Uploading and Downloading Bundles
CodaLab is centered around the idea of bundles, which can store data. You can upload a file / folder to CodaLab to create a bundle, and then you can download the entire bundle or parts of the bundle.
In CodaLab, you can upload bundles to the bundle store. To do so, you can either use the cl upload
command from the CLI or click on the "Upload" button from the worksheets interface.
Basic guide¶
Using the CLI¶
You can upload bundles from the CLI with the cl upload
command.
Let's upload a folder from the CLI:
% mkdir -p myfolder
% echo "hello world" > myfolder/one.md
% echo "goodbye world" > myfolder/two.md
% cl upload myfolder
Preparing upload archive...
Uploading myfolder.tar.gz (0xdc74e4ef29b64ab19e1e26e94ea22811) to https://worksheets-dev.codalab.org
Sent 0.01MiB [0.07MiB/sec]
0xdc74e4ef29b64ab19e1e26e94ea22811
Now, one can also view the information of the uploaded bundle using the cl info
command:
% cl info 0xdc74e4ef29b64ab19e1e26e94ea22811
bundle_type : dataset
uuid : 0xdc74e4ef29b64ab19e1e26e94ea22811
state : ready
command : <none>
frozen : <none>
is_anonymous : False
owner : codalab(0)
name : myfolder
created : 2021-02-16 11:53:56
data_size : 4.0k
You can preview the bundle, or individual files in it, using cl cat
:
% cl cat 0xdc74e4ef29b64ab19e1e26e94ea22811
name perm size
-------------------
one.md 0o644 12
two.md 0o644 14
% cl cat 0xdc74e4ef29b64ab19e1e26e94ea22811/one.md
hello world
Finally, you can download the entire bundle, or individual files within it, using cl download
:
% cl download 0xdc74e4ef29b64ab19e1e26e94ea22811 -o output
Downloading myfolder(0xdc74e4ef29b64ab19e1e26e94ea22811)/ => .../output
Received 0.00MiB [0.05MiB/sec]
% cl download 0xdc74e4ef29b64ab19e1e26e94ea22811/one.md -o output-one.md
Downloading myfolder(0xdc74e4ef29b64ab19e1e26e94ea22811)/one.md => .../output-one.md
Received 0.00MiB [0.00MiB/sec]
Using the web interface¶
From the web interface, click on the "Upload" button to upload files or folders.
Once you select the file / folder to upload, it will be added to the worksheet:
You can click on the bundle to view more information or download it.
The --link argument¶
When you pass the --link
argument when running cl upload
, this makes the file path the source of truth of the bundle, meaning that the server will retrieve the bundle directly from the specified path rather than storing its contents in its own bundle store.
Here is an example of using the link functionality:
% cl upload /u/nlp/data/a.txt --link
In the above example, the upload command will be executed instantaneously (with no data transfer of the actual file), and the server will retrieve the data from the given link path when the bundle is required as a dependency. The bundle is thus a linked bundle.
Linked bundles are useful if, for example, the bundle is very large and the workers already have access to the original file through a shared filesystem, as it avoids having to upload the entire file to the bundle store.
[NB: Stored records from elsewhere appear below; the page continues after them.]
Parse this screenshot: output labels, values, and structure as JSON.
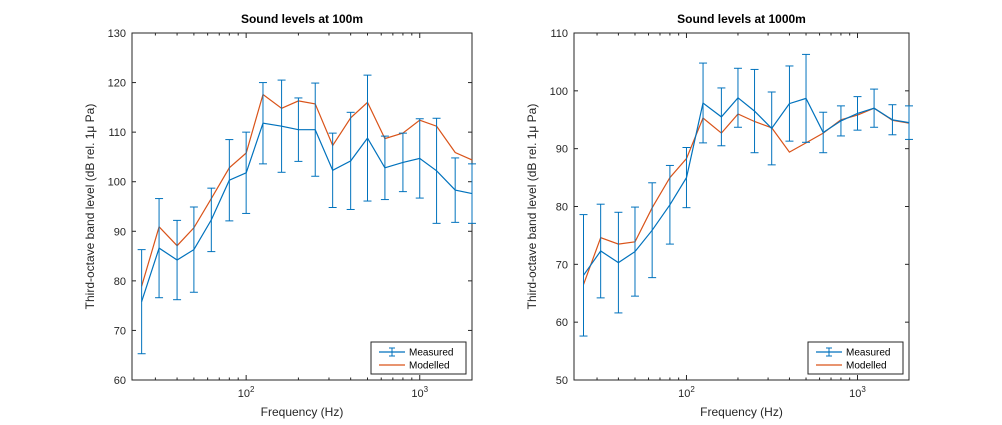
{
  "figure": {
    "background": "#ffffff",
    "colors": {
      "measured": "#0072BD",
      "modelled": "#D95319",
      "axis": "#262626"
    }
  },
  "chart_data": [
    {
      "type": "line",
      "title": "Sound levels at 100m",
      "xlabel": "Frequency (Hz)",
      "ylabel": "Third-octave band level (dB rel. 1μ Pa)",
      "xscale": "log",
      "xlim": [
        22,
        2000
      ],
      "ylim": [
        60,
        130
      ],
      "yticks": [
        60,
        70,
        80,
        90,
        100,
        110,
        120,
        130
      ],
      "xticks": [
        {
          "value": 100,
          "base": "10",
          "exp": "2"
        },
        {
          "value": 1000,
          "base": "10",
          "exp": "3"
        }
      ],
      "legend": {
        "location": "bottom-right",
        "entries": [
          "Measured",
          "Modelled"
        ]
      },
      "x": [
        25,
        31.5,
        40,
        50,
        63,
        80,
        100,
        125,
        160,
        200,
        250,
        315,
        400,
        500,
        630,
        800,
        1000,
        1250,
        1600,
        2000
      ],
      "series": [
        {
          "name": "Measured",
          "style": "errorbar",
          "values": [
            75.8,
            86.6,
            84.2,
            86.3,
            92.3,
            100.3,
            101.8,
            111.8,
            111.2,
            110.5,
            110.5,
            102.3,
            104.2,
            108.8,
            102.8,
            103.9,
            104.7,
            102.2,
            98.3,
            97.6
          ],
          "err": [
            10.5,
            10,
            8,
            8.6,
            6.4,
            8.2,
            8.2,
            8.2,
            9.3,
            6.4,
            9.4,
            7.5,
            9.8,
            12.7,
            6.4,
            5.9,
            8,
            10.6,
            6.5,
            6
          ]
        },
        {
          "name": "Modelled",
          "style": "line",
          "values": [
            78.9,
            90.9,
            87.1,
            90.7,
            96.6,
            102.8,
            105.8,
            117.6,
            114.8,
            116.3,
            115.7,
            107.3,
            112.9,
            116,
            108.7,
            109.8,
            112.4,
            111.2,
            105.9,
            104.4
          ]
        }
      ]
    },
    {
      "type": "line",
      "title": "Sound levels at 1000m",
      "xlabel": "Frequency (Hz)",
      "ylabel": "Third-octave band level (dB rel. 1μ Pa)",
      "xscale": "log",
      "xlim": [
        22,
        2000
      ],
      "ylim": [
        50,
        110
      ],
      "yticks": [
        50,
        60,
        70,
        80,
        90,
        100,
        110
      ],
      "xticks": [
        {
          "value": 100,
          "base": "10",
          "exp": "2"
        },
        {
          "value": 1000,
          "base": "10",
          "exp": "3"
        }
      ],
      "legend": {
        "location": "bottom-right",
        "entries": [
          "Measured",
          "Modelled"
        ]
      },
      "x": [
        25,
        31.5,
        40,
        50,
        63,
        80,
        100,
        125,
        160,
        200,
        250,
        315,
        400,
        500,
        630,
        800,
        1000,
        1250,
        1600,
        2000
      ],
      "series": [
        {
          "name": "Measured",
          "style": "errorbar",
          "values": [
            68.1,
            72.3,
            70.3,
            72.2,
            75.9,
            80.3,
            85,
            97.9,
            95.5,
            98.8,
            96.5,
            93.5,
            97.8,
            98.7,
            92.8,
            94.8,
            96.1,
            97,
            95,
            94.5
          ],
          "err": [
            10.5,
            8.1,
            8.7,
            7.7,
            8.2,
            6.8,
            5.2,
            6.9,
            5,
            5.1,
            7.2,
            6.3,
            6.5,
            7.6,
            3.5,
            2.6,
            2.9,
            3.3,
            2.6,
            2.9
          ]
        },
        {
          "name": "Modelled",
          "style": "line",
          "values": [
            66.5,
            74.6,
            73.5,
            73.9,
            79.8,
            85,
            88.3,
            95.3,
            92.7,
            96,
            94.7,
            93.6,
            89.4,
            91,
            92.7,
            95,
            95.8,
            97,
            94.9,
            94.4
          ]
        }
      ]
    }
  ]
}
You can tell if a bundle is a linked bundle by checking to see if the link_url
metadata entry is set when running cl info
:
% cl info 0x3013b2c4519c4c99a622b07af078a5ff
bundle_type : dataset
uuid : 0x3013b2c4519c4c99a622b07af078a5ff
state : ready
command : <none>
frozen : <none>
is_anonymous : False
owner : codalab(0)
name : mkdocs.yml
created : 2021-02-16 12:03:38
link_url : /u/nlp/data/a.txt
link_format : raw
You can still run the same commands on linked bundles (cl download
, cl cat
, etc.) as you do for normal bundles.